You can’t go wrong here with this simple island style Pan Seared Salmon with Sweet and Sour Sauce! It’s quick and easy and perfectly delicious! Serve it with rice and a side of sauteed peppers, onions and fresh pineapple and you’ve got a meal people won’t forget.
I’m loving skillet salmon lately. That crispy crust you get on the exterior of the salmon is just dreamy, not to mention it’s one of the quickest ways to cook salmon. I actually made this salmon last week and I’m making it again tonight for dinner because we all loved it so much! Winner winner salmon dinner. I love how easy it is, and don’t even get me started on that sweet and sour sauce! It has the perfect balance of sweet and tart, it’s the perfect consistency and it highlights the salmon perfectly. And bonus you can also use this sauce recipe for grilled chicken or coated and fried chicken pieces. If you really love sauce and you want more for veggies and rice I’d recommend doubling the recipe.
It just snowed outside, for like the 50th time this winter (okay maybe 20th, I tend to exaggerate sometimes), so instead of dreading the cold I’m just sitting inside in the warmth and eating this island inspired salmon and pretending I’m somewhere tropical, and then I’ll finish it off with some hot cocoa :).
As a side note if you don’t want to buy one of those really big cans of pineapple juice because you don’t want to drink the extra, then just buy the mini cans or use the juice from a can of chunk pineapple or pineapple slices and serve the pineapple with the salmon.
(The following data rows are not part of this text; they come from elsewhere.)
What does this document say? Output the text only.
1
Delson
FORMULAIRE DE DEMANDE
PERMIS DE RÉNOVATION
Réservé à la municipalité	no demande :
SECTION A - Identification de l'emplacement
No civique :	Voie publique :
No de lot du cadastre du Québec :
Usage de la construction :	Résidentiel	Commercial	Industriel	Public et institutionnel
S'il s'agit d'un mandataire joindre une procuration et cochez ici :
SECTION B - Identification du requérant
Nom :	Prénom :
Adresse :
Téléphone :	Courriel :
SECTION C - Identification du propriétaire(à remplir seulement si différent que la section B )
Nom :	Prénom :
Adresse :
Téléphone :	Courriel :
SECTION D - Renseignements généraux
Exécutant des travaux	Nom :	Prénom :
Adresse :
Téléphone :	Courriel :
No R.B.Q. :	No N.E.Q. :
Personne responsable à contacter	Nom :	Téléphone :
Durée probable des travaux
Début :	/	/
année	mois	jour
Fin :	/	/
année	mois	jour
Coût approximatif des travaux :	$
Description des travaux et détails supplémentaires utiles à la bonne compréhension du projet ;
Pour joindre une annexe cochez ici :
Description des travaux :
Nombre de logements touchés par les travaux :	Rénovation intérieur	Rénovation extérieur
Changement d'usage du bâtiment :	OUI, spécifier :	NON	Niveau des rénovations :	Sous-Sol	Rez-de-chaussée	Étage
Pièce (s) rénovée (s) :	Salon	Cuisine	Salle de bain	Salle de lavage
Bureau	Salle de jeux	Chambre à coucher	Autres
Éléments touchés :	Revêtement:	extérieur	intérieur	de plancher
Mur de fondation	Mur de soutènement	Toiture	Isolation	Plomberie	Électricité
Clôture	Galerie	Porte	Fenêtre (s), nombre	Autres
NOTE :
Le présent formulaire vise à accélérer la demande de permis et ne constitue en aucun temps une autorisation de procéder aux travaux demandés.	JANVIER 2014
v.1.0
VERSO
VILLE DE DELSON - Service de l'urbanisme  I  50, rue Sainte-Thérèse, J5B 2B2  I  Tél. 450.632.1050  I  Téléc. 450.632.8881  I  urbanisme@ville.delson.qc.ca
Or even use just a portion of a can of the frozen pineapple juice concentrate (& reconstitute the portion you use) and reserve the rest to make this again another time. Happy cooking, and of course happy eating!
- 4 (6 oz) skinless salmon fillets
- 3 1/2 tsp vegetable oi, divided
- 2 tsp finely peeled and minced ginger
- 2 tsp minced garlic
- 2 tsp cornstarch
- 1 1/2 Tbsp soy sauce
- 1/3 cup pineapple juice
- 2 Tbsp honey
- 1 1/2 Tbsp packed light brown sugar
- 3 1/2 Tbsp rice vinegar
- 1 1/2 Tbsp ketchup
- 1/4 tsp red pepper flakes, optional
- Chopped green onion or cilantro
- White sesame seeds
- Remove salmon from refrigerator and let rest at room temperature for 10 minutes. Meanwhile prepare sweet and sour sauce.
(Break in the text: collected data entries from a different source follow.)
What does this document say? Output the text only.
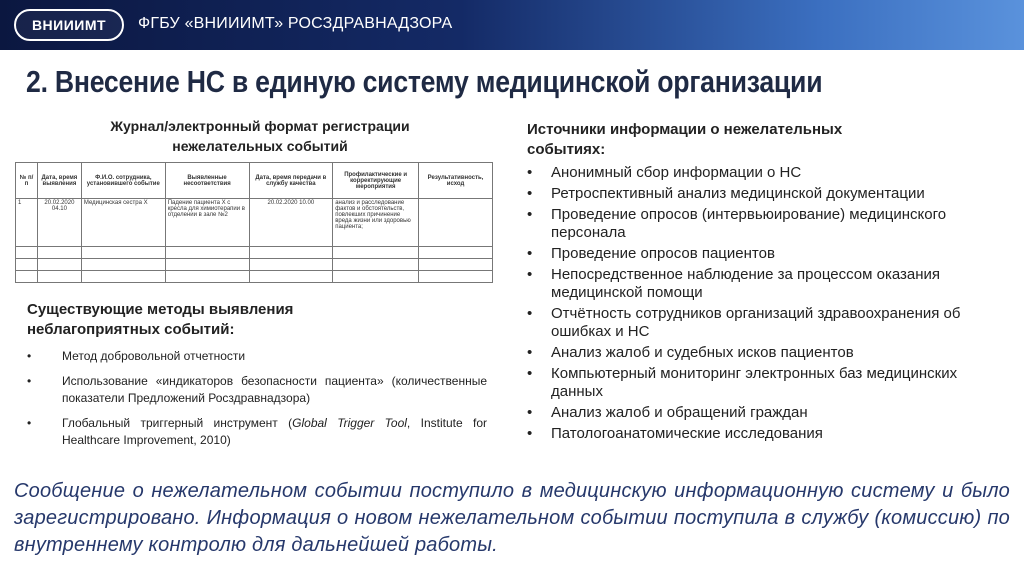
ВНИИИМТ	ФГБУ «ВНИИИМТ» РОСЗДРАВНАДЗОРА
2. Внесение НС в единую систему медицинской организации
Журнал/электронный формат регистрации
нежелательных событий
№ п/п	Дата, время выявления	Ф.И.О. сотрудника, установившего событие	Выявленные несоответствия	Дата, время передачи в службу качества	Профилактические и корректирующие мероприятия	Результативность, исход
1	20.02.2020 04.10	Медицинская сестра Х	Падение пациента Х с кресла для химиотерапии в отделении в зале №2	20.02.2020 10.00	анализ и расследование фактов и обстоятельств, повлекших причинение вреда жизни или здоровью пациента;	

Существующие методы выявления
неблагоприятных событий:
• Метод добровольной отчетности
• Использование «индикаторов безопасности пациента» (количественные показатели Предложений Росздравнадзора)
• Глобальный триггерный инструмент (Global Trigger Tool, Institute for Healthcare Improvement, 2010)
Источники информации о нежелательных
событиях:
• Анонимный сбор информации о НС
• Ретроспективный анализ медицинской документации
• Проведение опросов (интервьюирование) медицинского персонала
• Проведение опросов пациентов
• Непосредственное наблюдение за процессом оказания медицинской помощи
• Отчётность сотрудников организаций здравоохранения об ошибках и НС
• Анализ жалоб и судебных исков пациентов
• Компьютерный мониторинг электронных баз медицинских данных
• Анализ жалоб и обращений граждан
• Патологоанатомические исследования
Сообщение о нежелательном событии поступило в медицинскую информационную систему и было зарегистрировано. Информация о новом нежелательном событии поступила в службу (комиссию) по внутреннему контролю для дальнейшей работы.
- For the sauce, in a small bowl whisk together cornstarch and soy sauce. Add in pineapple juice, honey, brown sugar, rice vinegar, ketchup and red pepper flakes. Heat 1 1/2 tsp of the oil in small saucepan over medium heat. Add ginger and garlic and saute until lightly golden brown, about 30 seconds - 1 minute. Whisk pineapple juice mixture once more then pour into saucepan. Bring mixture to a boil stirring constantly. Allow to boil, stirring constantly until thickened, 1 minute. Remove from heat, cover and set aside.
- Dab both sides of salmon dry with paper towels, season both sides with salt (use about a heaping 1/2 tsp total). Heat remaining 2 tsp oil in a (heavy) 12-inch non-stick skillet over medium-high heat. Once oil is shimmering add salmon and cook about 4 minutes on the first side until golden brown on bottom then flip and cook salmon on opposite side until salmon has cooked through, about 2 - 3 minutes longer. Plate salmon, spoon sweet and sour sauce over salmon, sprinkle with green onions or cilantro, and sprinkle with sesame seeds. Serve immediately.